Writing a portfolio site is selling, and selling means knowing your audience. Whether this is good or not depends on who you are targeting and what you are selling.

I think the current site is more aligned with selling your services to small businesses as a freelancer, and less for a full time developer role.

As someone who helps hire developers, I would want to see something more business-like. Fewer animations and background images. You can have on arty project in the portfolio, but make the site more straightforward, using a typical responsive layout like Bulma/Bootstrap etc.

I’d use a more straightforward font, as the sci-fi looking font is a bit weird looking to me.

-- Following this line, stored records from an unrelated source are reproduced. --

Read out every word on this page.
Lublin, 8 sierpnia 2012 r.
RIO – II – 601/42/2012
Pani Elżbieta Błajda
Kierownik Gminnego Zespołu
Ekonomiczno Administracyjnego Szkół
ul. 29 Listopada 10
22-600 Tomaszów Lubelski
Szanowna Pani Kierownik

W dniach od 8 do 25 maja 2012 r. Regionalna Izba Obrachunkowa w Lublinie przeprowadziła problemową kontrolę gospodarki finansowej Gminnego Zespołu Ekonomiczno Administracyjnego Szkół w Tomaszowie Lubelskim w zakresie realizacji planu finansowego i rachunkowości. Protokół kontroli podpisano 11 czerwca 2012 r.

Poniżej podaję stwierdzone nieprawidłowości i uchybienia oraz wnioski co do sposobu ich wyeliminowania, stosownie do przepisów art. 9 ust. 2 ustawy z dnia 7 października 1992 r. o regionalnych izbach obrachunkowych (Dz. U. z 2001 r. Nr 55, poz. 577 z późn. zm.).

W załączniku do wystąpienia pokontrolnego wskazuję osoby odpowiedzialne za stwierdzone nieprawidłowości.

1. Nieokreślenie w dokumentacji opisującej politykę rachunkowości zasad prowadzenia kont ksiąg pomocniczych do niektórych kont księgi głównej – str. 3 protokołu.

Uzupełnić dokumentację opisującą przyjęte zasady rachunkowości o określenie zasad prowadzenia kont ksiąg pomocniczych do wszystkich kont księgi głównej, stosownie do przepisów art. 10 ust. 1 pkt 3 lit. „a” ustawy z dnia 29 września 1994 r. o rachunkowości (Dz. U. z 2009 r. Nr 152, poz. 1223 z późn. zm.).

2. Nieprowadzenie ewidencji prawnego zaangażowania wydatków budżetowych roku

Looking at a specific example for http://seandz.com/portfolio/asana-task-repeater - I would show just the app screenshot rather than the sales copy for it, and I think it would benefit from an animated gif or video as it seem a bit bland as a screenshot only.

Technical highlights are good, but they can go later, I’m most interested in what YOU did (not what “was done” as a team), who you did it for, what value you delivered.

E.g.

“I was hired to create Asana Task Reporter as a freelancer for Asana. My role was to create the front-end using React, write unit tests and ensure a high quality bug free UI. After creating this app, they released it and had 100 users use it right away, and got feedback from 20 customers saying how much they liked the UI and that it was easy to use”.